FDA, health plans, and database operators expect to establish a charter that defines which entities may join the partnership,
what data sources will be used, what queries can be run on the system, who will be able to run queries, how specific evaluations
will be paid for, and how privacy will be protected. The idea is for a nonprofit network "convener" such as the Reagan–Udall
Foundation or an academic research entity to channel information and queries to the partnership and determine how results
will be communicated to network participants and to the general public.
The partnership also will support research into best practices and analytical methods and will establish standards for postmarket
assessment, most likely under the direction of a scientific advisory board. Improved statistical methods are needed to establish
causality and to distinguish meaningful signals when working with large databases. New models for data aggregation that protect
patient privacy will be important for enabling FDA to trace back to individual cases when necessary.

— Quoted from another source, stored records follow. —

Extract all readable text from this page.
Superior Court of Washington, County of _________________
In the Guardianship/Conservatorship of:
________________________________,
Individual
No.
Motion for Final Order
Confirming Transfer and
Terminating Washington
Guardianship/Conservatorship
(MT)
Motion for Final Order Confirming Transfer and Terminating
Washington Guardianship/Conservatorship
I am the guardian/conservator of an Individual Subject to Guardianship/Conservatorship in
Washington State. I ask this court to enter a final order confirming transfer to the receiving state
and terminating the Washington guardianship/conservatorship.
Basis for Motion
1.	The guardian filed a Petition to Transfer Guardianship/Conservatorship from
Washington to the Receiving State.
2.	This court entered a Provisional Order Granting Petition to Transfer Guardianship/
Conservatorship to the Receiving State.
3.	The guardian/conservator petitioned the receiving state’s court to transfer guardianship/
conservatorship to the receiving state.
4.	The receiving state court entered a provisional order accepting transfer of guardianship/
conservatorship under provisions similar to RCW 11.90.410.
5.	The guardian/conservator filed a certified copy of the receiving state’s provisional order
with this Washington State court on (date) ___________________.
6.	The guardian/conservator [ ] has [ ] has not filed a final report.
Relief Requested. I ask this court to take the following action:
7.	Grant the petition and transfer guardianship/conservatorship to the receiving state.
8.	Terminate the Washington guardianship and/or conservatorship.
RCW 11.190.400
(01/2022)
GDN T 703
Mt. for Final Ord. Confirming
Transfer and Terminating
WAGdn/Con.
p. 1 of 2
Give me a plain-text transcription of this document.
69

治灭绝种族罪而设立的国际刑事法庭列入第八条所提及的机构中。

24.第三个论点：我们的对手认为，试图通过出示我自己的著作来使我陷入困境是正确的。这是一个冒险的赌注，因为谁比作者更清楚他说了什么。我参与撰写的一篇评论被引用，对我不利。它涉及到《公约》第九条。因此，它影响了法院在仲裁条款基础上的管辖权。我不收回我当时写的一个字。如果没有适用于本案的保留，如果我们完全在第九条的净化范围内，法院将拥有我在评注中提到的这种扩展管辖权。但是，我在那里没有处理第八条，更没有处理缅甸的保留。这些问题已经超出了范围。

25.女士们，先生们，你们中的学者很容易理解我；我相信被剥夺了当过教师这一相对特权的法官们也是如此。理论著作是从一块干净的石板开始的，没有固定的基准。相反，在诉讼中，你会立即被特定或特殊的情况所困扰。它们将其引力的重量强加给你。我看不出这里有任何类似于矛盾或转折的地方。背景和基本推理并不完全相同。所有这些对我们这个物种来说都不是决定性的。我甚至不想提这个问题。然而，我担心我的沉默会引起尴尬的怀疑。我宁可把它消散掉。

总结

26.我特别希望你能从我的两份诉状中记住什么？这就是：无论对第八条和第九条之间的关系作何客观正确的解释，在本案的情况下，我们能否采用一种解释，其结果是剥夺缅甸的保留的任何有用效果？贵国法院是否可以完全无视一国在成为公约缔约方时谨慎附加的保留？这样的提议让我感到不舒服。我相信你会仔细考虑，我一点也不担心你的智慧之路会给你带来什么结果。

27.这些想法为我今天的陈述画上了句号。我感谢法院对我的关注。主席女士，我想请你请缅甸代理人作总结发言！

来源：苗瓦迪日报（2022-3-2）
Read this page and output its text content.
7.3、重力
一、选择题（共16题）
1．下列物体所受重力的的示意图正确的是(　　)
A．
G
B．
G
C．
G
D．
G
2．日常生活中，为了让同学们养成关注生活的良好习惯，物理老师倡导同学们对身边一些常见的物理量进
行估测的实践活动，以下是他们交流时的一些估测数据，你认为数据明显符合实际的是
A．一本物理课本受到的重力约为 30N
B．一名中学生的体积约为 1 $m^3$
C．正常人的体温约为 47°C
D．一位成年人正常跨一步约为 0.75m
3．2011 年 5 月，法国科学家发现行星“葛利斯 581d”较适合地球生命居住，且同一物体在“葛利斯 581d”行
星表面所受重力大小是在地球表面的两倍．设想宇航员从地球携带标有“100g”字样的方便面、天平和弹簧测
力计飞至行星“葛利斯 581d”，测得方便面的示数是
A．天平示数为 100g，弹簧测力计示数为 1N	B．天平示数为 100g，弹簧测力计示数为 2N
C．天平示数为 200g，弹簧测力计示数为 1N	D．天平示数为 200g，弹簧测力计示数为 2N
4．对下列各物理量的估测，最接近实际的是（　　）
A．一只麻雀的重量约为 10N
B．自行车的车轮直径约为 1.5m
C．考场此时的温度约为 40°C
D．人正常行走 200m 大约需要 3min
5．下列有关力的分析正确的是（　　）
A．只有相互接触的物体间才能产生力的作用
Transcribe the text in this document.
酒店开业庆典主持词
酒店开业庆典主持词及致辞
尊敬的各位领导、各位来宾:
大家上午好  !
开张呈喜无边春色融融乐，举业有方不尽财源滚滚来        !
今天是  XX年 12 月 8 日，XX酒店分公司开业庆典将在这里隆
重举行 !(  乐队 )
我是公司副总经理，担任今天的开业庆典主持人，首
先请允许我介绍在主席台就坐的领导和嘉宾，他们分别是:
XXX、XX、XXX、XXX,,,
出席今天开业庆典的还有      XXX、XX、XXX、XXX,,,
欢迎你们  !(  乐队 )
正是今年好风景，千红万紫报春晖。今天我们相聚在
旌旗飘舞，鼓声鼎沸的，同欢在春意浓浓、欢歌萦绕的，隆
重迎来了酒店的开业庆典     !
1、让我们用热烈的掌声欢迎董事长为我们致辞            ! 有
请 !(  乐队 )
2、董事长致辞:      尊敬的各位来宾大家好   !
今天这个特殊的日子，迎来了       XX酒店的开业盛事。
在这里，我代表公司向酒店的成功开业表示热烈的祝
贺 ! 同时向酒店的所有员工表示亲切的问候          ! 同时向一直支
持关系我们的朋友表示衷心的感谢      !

Many of these issues will be examined by an active-surveillance pilot project sponsored by the Pharmaceutical Research and
Manufacturers of America (PhRMA). After more than a year in development, the project is being launched as a public–private
partnership involving PhRMA, FDA, and the Foundation for NIH, with Woodcock as chair. The aim is to test approaches for organizing
and operating a drug-safety query system using a distributed information network. The pilot will be transparent, and all parties—industry,
academia, and FDA—will have access to its findings.